An MRI for mineral exploration

Updated: Mar 18

There are assumptions in mining that things can’t change. Even though it may be slow and expensive, we do things a particular way because we know it works.

The risk is this thinking can blind us to new things when they come our way. Let me tell you about the game changing update to electromagnetic exploration technology, C T A C’s Mineral Finder Technology or MFT.

The old industry model for exploration is high risk, it takes a long time, carries a big up-front capital cost, and has low success rates.

The MFT goal is to turn that model around. With #mineralfindertechnology you can quickly, and for low cost, and high success rate, quantify, map, and value your asset. Then you spend a lot less time and money to execute a small number of highly targeted confirmation drill holes, after which you can accelerate the move to finance.

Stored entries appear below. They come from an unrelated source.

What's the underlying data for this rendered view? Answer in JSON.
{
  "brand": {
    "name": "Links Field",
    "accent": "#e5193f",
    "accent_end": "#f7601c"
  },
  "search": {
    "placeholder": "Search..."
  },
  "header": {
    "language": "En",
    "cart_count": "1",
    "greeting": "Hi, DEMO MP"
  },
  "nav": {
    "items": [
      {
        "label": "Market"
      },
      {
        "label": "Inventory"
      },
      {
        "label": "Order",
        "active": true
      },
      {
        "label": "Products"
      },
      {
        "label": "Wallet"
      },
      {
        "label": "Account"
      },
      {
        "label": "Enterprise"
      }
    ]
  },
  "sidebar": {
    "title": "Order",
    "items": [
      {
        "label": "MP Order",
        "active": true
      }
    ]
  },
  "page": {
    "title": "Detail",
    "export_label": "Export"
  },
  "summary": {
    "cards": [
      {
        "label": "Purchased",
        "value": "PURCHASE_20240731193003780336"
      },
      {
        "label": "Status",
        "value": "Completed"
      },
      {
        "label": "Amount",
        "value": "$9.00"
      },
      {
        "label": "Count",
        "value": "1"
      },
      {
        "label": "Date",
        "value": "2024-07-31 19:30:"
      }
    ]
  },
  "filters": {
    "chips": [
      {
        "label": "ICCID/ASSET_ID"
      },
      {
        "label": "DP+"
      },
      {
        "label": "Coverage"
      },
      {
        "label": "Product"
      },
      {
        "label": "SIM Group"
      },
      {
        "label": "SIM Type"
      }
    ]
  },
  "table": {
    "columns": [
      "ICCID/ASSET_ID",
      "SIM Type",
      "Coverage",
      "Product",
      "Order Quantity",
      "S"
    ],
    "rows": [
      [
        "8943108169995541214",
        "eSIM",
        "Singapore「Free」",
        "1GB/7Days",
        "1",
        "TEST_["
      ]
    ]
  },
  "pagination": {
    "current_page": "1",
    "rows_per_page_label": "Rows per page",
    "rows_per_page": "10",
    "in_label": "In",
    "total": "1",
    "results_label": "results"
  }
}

As one mining client described it, “Mineral Finder Technology is an MRI for orebodies. A non-invasive environmentally friendly technology that reduces my risks by generating accurate 3-dimensional orebody maps, and valuations, quickly, and for low cost.”

MRI machine scanning a piece of the Earth

Traditional electromagnetic exploration methods use the infrared wavelengths and active technology to identify surface anomalies. MFT uses passive technology, to examine distortions in the earth’s electromagnetic field, at deep blue through ultra-violet wavelengths, at mineral resonant frequencies. This allows MFT to see underground and develop 3-dimensional models of ore bodies, up to 10 km deep, acting like an MRI for mineral exploration.

It is conducted in two phases.

Phase 1 involves analysis of satellite spectroscopy data to examine large areas and identify subsurface mineralisation. We use Phase 1 to identify the best areas for further investigation, then only explore those in Phase 2.

MFT employs unique multilayered neural network deep learning software and algorithms to process and map the data, and where available, calibration data from ore samples.

Phase 2 involves collection and analysis of field data from two steps. Step 1 involves analysis of the top view or FPSEF data gathered by air, road, boat, horse, or on foot, to develop more accurate maps of the sub-soil mineralisation and grades. Step 2 employs analysis of the side view or VERS data gathered in the field, on foot, to develop more accurate maps of the depth and thickness of the subsurface minerals of interest.

Finally, the software processes the data from the three different sources.

The output is an accurate 3-dimensional deposit map, including mineralisation grades, volumes, and values.

The resulting precise analysis and geo-metallurgical models capture the variability in the orebody, and can be used for drill planning, optimisation of mine planning, and prediction of milling.

In one case study, in Mexico, the client had spent $US10 million on previous geophysical field work. Then progress stalled for 5 years. A 17 week Mineral Finder Technology project targeted an 8.6 square km study area, identified, and examined, 27 gold anomalies. It reported 1 million ounces of gold, plus copper and silver. Subsequent drilling results verified the concentration, and value, of the gold, copper and silver identified by Mineral Finder Technology, at 94% accuracy. The combined Mineral Finder Technology and drilling project valued the proved gold reserve at $US1.5 billion, and the tenement at between $US150 million and $US250 million. The estimated time saving, and drilling cost reduction, was 80%.

Mineral Finder Technology has long been used in the petrochemical industry.

It is now being increasingly adopted by miners, and investors, to reduce time, costs, risk, and environmental impact, in exploring tenements in the Middle East, USA, South America, and Australia.